Se sentó a horcajadas en su regazo, aplastando los pantalones de su traje de sastre con la calidez de sus piernas desnudas. El impacto físico obligó a Dante a tensar todo el cuerpo, fue el primer impacto de magnitud 7.2 Mw destinado a agrietar su templanza. Kimberly sintió los músculos de los muslos de él volverse duros como rocas bajo su peso, le rodeó el cuello con los brazos, enredando los dedos en su pelo oscuro para obligarlo a mirarla de cerca. Tan cerca que el aliento a menta de ella y el de café de él se mezclaron en el mismo centímetro de aire.

  • Olvida el mercado por cinco minutos, Storm - susurró ella, con una voz suave, juguetona y cargada de una soltura que rompía toda su estampa rígida - Olvida quién compra a quién. Anoche jugamos a tu juego del caballero paciente, pero esta mañana me toca a mí y yo no sé negociar.
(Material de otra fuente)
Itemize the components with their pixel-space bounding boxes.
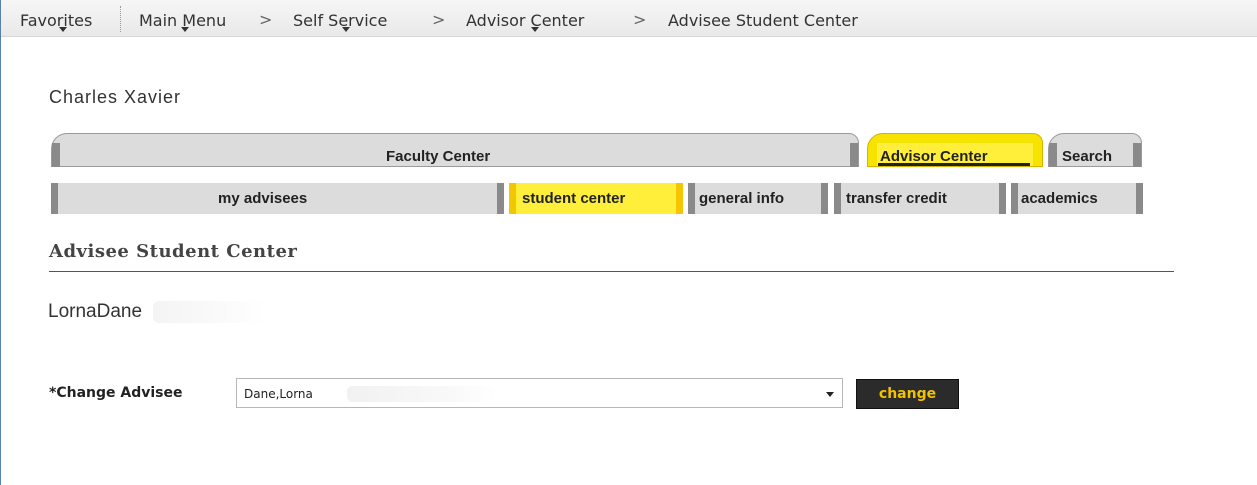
advisor-center-dropdown-icon[interactable] [531,27,539,32]
redacted-student-id [153,301,265,323]
subtab-edge [821,183,828,214]
nav-self-service[interactable]: Self Service [293,11,387,30]
title-divider [49,271,1174,272]
change-advisee-select[interactable]: Dane,Lorna [236,378,843,408]
change-advisee-label: *Change Advisee [49,385,183,401]
self-service-dropdown-icon[interactable] [342,27,350,32]
subtab-label: general info [699,190,785,207]
subtab-edge [1011,183,1018,214]
nav-favorites[interactable]: Favorites [20,11,92,30]
tab-edge [1049,143,1057,167]
nav-current-page: Advisee Student Center [668,11,858,30]
tab-edge [1133,143,1141,167]
subtab-edge [676,183,683,214]
subtab-edge [834,183,841,214]
subtab-my-advisees[interactable]: my advisees [51,183,504,214]
chevron-down-icon[interactable] [826,392,834,397]
tab-faculty-center[interactable]: Faculty Center [51,133,859,167]
tab-label: Search [1062,148,1113,165]
page-title: Advisee Student Center [49,241,298,262]
subtab-edge [688,183,695,214]
breadcrumb-separator: > [259,10,273,29]
subtab-edge [999,183,1006,214]
active-tab-underline [878,163,1030,166]
subtab-academics[interactable]: academics [1011,183,1143,214]
tab-search[interactable]: Search [1048,133,1142,167]
selected-advisee: Dane,Lorna [244,387,313,401]
subtab-edge [497,183,504,214]
favorites-dropdown-icon[interactable] [59,27,67,32]
subtab-student-center[interactable]: student center [509,183,683,214]
tab-advisor-center[interactable]: Advisor Center [867,133,1043,167]
nav-divider [120,6,121,32]
subtab-label: my advisees [218,190,308,207]
tab-edge [52,143,60,167]
breadcrumb-separator: > [432,10,446,29]
subtab-edge [1136,183,1143,214]
change-button[interactable]: change [856,379,959,409]
subtab-label: academics [1021,190,1098,207]
subtab-general-info[interactable]: general info [688,183,828,214]
user-name: Charles Xavier [49,87,182,107]
breadcrumb-separator: > [633,10,647,29]
main-menu-dropdown-icon[interactable] [181,27,189,32]
tab-edge [850,143,858,167]
subtab-edge [509,183,516,214]
subtab-edge [51,183,58,214]
redacted-advisee-id [347,386,497,402]
subtab-label: student center [522,190,626,207]
tab-label: Faculty Center [386,148,491,165]
student-name: LornaDane [48,301,143,322]
nav-advisor-center[interactable]: Advisor Center [466,11,584,30]
top-navigation-bar: Favorites Main Menu > Self Service > Adv… [1,0,1257,37]
subtab-label: transfer credit [846,190,947,207]
subtab-transfer-credit[interactable]: transfer credit [834,183,1006,214]
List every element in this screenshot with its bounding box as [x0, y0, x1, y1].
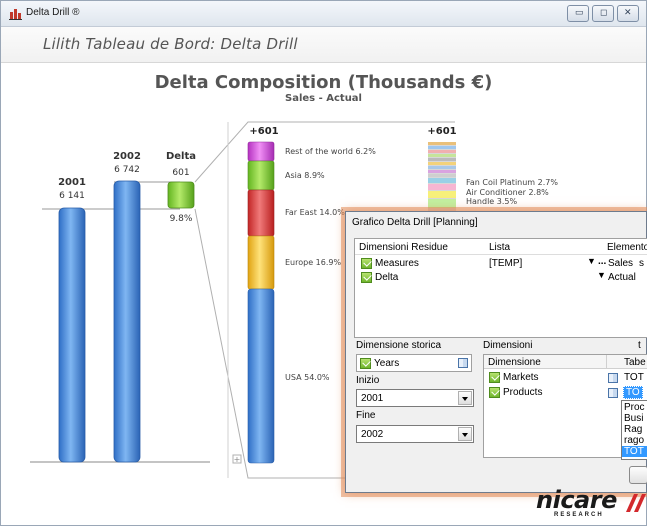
list-item[interactable]: Busi — [624, 413, 643, 424]
year-label-delta: Delta — [166, 151, 196, 162]
products-table-icon[interactable] — [608, 388, 618, 398]
dialog-title: Grafico Delta Drill [Planning] — [352, 217, 478, 228]
segment-usa[interactable] — [247, 288, 275, 464]
markets-table-value: TOT — [624, 372, 644, 383]
products-check-icon[interactable] — [489, 387, 500, 398]
products-table-value[interactable]: TO — [623, 386, 643, 399]
list-item-selected[interactable]: TOT — [622, 446, 647, 457]
year-label-2002: 2002 — [113, 151, 141, 162]
end-value: 2002 — [361, 429, 384, 440]
segment-europe[interactable] — [247, 235, 275, 290]
product-stack[interactable] — [428, 142, 456, 212]
dimension-row-markets: Markets — [503, 372, 539, 383]
label-air-conditioner: Air Conditioner 2.8% — [466, 188, 549, 197]
chevron-down-icon[interactable] — [458, 391, 472, 405]
label-fan-coil: Fan Coil Platinum 2.7% — [466, 178, 558, 187]
dimensions-header-name: Dimensione — [488, 357, 541, 368]
dimensions-header-table: Tabe — [624, 357, 646, 368]
bar-delta[interactable] — [167, 181, 195, 209]
measures-more-button[interactable]: ... — [598, 256, 606, 267]
logo-subtext: RESEARCH — [554, 512, 604, 518]
residual-header-list: Lista — [489, 242, 511, 253]
chevron-down-icon[interactable] — [458, 427, 472, 441]
segment-rest-of-world[interactable] — [247, 141, 275, 162]
nicare-logo: nicare RESEARCH — [536, 486, 646, 520]
history-dimension-field[interactable]: Years — [356, 354, 472, 372]
dimensions-table: Dimensione Tabe Markets TOT Products TO … — [483, 354, 647, 460]
measures-list-value[interactable]: [TEMP] — [489, 258, 522, 269]
segment-asia[interactable] — [247, 160, 275, 191]
label-handle: Handle 3.5% — [466, 197, 517, 206]
start-select[interactable]: 2001 — [356, 389, 474, 407]
label-rest-of-world: Rest of the world 6.2% — [285, 147, 376, 156]
delta-pct-label: 9.8% — [170, 214, 193, 224]
residual-row-measures: Measures — [375, 258, 419, 269]
delta-drill-dialog: Grafico Delta Drill [Planning] Dimension… — [345, 211, 647, 493]
bar-2001[interactable] — [58, 207, 86, 463]
list-item[interactable]: Rag — [624, 424, 642, 435]
label-asia: Asia 8.9% — [285, 171, 325, 180]
measures-element-value[interactable]: Sales — [608, 258, 633, 269]
residual-dimensions-panel: Dimensioni Residue Lista Elemento Measur… — [354, 238, 647, 338]
end-label: Fine — [356, 410, 376, 421]
stack2-total: +601 — [427, 126, 456, 137]
years-check-icon — [360, 358, 371, 369]
history-dimension-value: Years — [374, 358, 400, 369]
dimension-row-products: Products — [503, 387, 543, 398]
year-label-2001: 2001 — [58, 177, 86, 188]
dialog-action-button[interactable] — [629, 466, 647, 484]
dimensions-right-marker: t — [638, 340, 641, 351]
residual-header-element: Elemento — [607, 242, 647, 253]
logo-text: nicare — [536, 486, 617, 514]
list-item[interactable]: Proc — [624, 402, 645, 413]
table-icon[interactable] — [458, 358, 468, 368]
delta-check-icon[interactable] — [361, 272, 372, 283]
label-usa: USA 54.0% — [285, 373, 330, 382]
measures-list-dropdown-icon[interactable]: ▼ — [587, 256, 596, 266]
dimensions-label: Dimensioni — [483, 340, 533, 351]
logo-mark-icon — [626, 494, 646, 512]
delta-element-value[interactable]: Actual — [608, 272, 636, 283]
residual-row-delta: Delta — [375, 272, 399, 283]
products-dropdown-list[interactable]: Proc Busi Rag rago TOT — [621, 400, 647, 460]
end-select[interactable]: 2002 — [356, 425, 474, 443]
label-far-east: Far East 14.0% — [285, 208, 345, 217]
history-dimension-label: Dimensione storica — [356, 340, 442, 351]
residual-header-dimension: Dimensioni Residue — [359, 242, 448, 253]
start-value: 2001 — [361, 393, 384, 404]
measures-check-icon[interactable] — [361, 258, 372, 269]
markets-check-icon[interactable] — [489, 372, 500, 383]
label-europe: Europe 16.9% — [285, 258, 341, 267]
measures-extra: s — [639, 258, 644, 269]
segment-far-east[interactable] — [247, 189, 275, 237]
bar-2002[interactable] — [113, 180, 141, 463]
value-label-delta: 601 — [172, 168, 189, 178]
stack1-total: +601 — [249, 126, 278, 137]
list-item[interactable]: rago — [624, 435, 644, 446]
expand-icon-glyph: + — [234, 455, 241, 464]
delta-list-dropdown-icon[interactable]: ▼ — [597, 270, 606, 280]
value-label-2002: 6 742 — [114, 165, 140, 175]
value-label-2001: 6 141 — [59, 191, 85, 201]
start-label: Inizio — [356, 375, 380, 386]
markets-table-icon[interactable] — [608, 373, 618, 383]
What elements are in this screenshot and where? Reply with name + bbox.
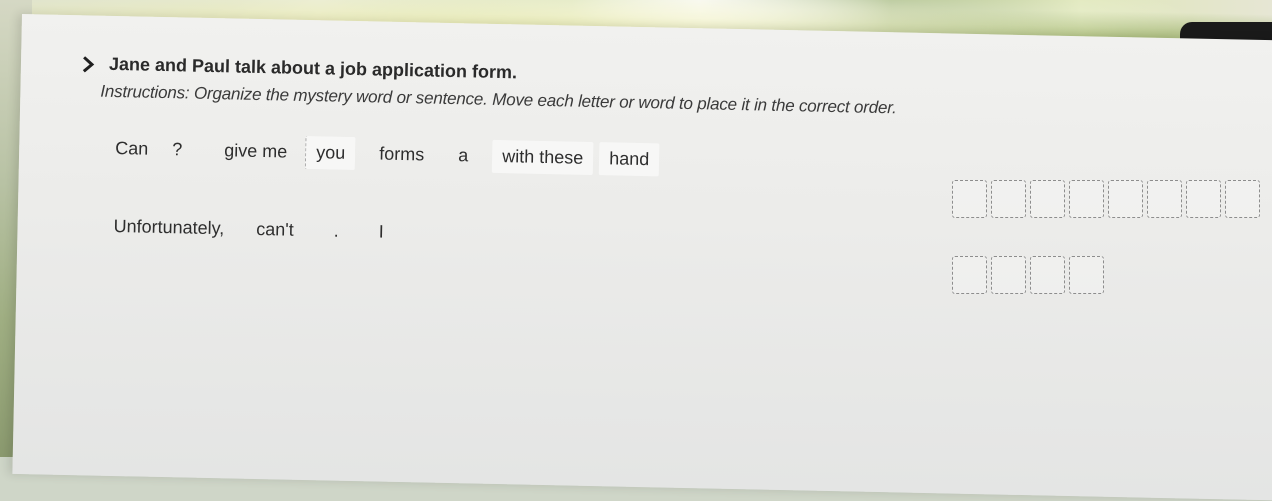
word-tile[interactable]: can't [246,213,304,247]
word-tile[interactable]: ? [162,133,193,167]
word-bank-sentence-1: Can ? give me you forms a with these han… [105,132,664,177]
word-tile[interactable]: you [304,135,356,171]
word-tile[interactable]: hand [598,142,660,177]
word-tile[interactable]: a [448,139,479,173]
answer-slot[interactable] [1147,180,1182,218]
exercise-title: Jane and Paul talk about a job applicati… [108,53,518,83]
word-bank-sentence-2: Unfortunately, can't . I [103,210,398,249]
word-tile[interactable]: forms [369,137,435,171]
answer-slot[interactable] [991,256,1026,294]
word-tile[interactable]: give me [214,134,298,169]
word-tile[interactable]: I [368,215,394,249]
word-tile[interactable]: Can [105,132,159,166]
answer-slot[interactable] [1030,256,1065,294]
answer-slot[interactable] [1186,180,1221,218]
chevron-right-icon [79,55,97,73]
exercise-heading: Jane and Paul talk about a job applicati… [79,53,517,83]
answer-slots-sentence-2 [952,256,1104,294]
answer-slot[interactable] [952,256,987,294]
answer-slots-sentence-1 [952,180,1260,218]
answer-slot[interactable] [991,180,1026,218]
answer-slot[interactable] [1225,180,1260,218]
answer-slot[interactable] [1030,180,1065,218]
word-tile[interactable]: Unfortunately, [103,210,234,246]
exercise-instructions: Instructions: Organize the mystery word … [100,81,897,118]
answer-slot[interactable] [1069,256,1104,294]
word-tile[interactable]: . [323,214,349,248]
word-tile[interactable]: with these [491,139,594,175]
answer-slot[interactable] [1108,180,1143,218]
answer-slot[interactable] [952,180,987,218]
answer-slot[interactable] [1069,180,1104,218]
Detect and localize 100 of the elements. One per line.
Dante la miró fijo, atrapado entre la indignación de ver sus protocolos vulnerados y la violenta respuesta de su propio cuerpo ante la cercanía de ella. Sus manos subieron de golpe, buscando el control. Sus dedos, grandes y firmes, se clavaron en la cintura de Kimberly. Inicialmente, el gesto fue el de un hombre que se dispone a apartar un obstáculo, a recolocar una pieza fuera de lugar pero el calor de la piel de ella bajo la fina camisa blanca actuó como un cortocircuito en su mente analítica. Sus dedos no la empujaron se cerraron con fuerza, reteniéndola contra él.

Antes de que él pudiera articular una sola palabra de reproche corporativo, ella la anuló mediante un segundo movimiento sísmico devastador, mordiéndole el labio inferior con una picardía salvaje. Dante soltó un gruñido profundo, un sonido gutural bajo y áspero que nació en el fondo de su pecho y que jamás habría permitido salir en presencia de otra persona.

No fue un beso protocolario, fue una onda de choque expansiva que fracturó su mundo gris desde el subsuelo. Kimberly lo besó con una urgencia deliciosa, saboreándolo, reclamando su boca con una libertad absoluta, Dante se resistió apenas una fracción de segundo, intentando mantener los labios tensos, pero la audacia de Kimberly lo barrió por completo. Abrió la boca, cediendo al asalto y le devolvió el beso con una intensidad oscura y hambrienta, como si la rigidez estructural que tanto pregonaba se hubiera evaporado en un solo segundo.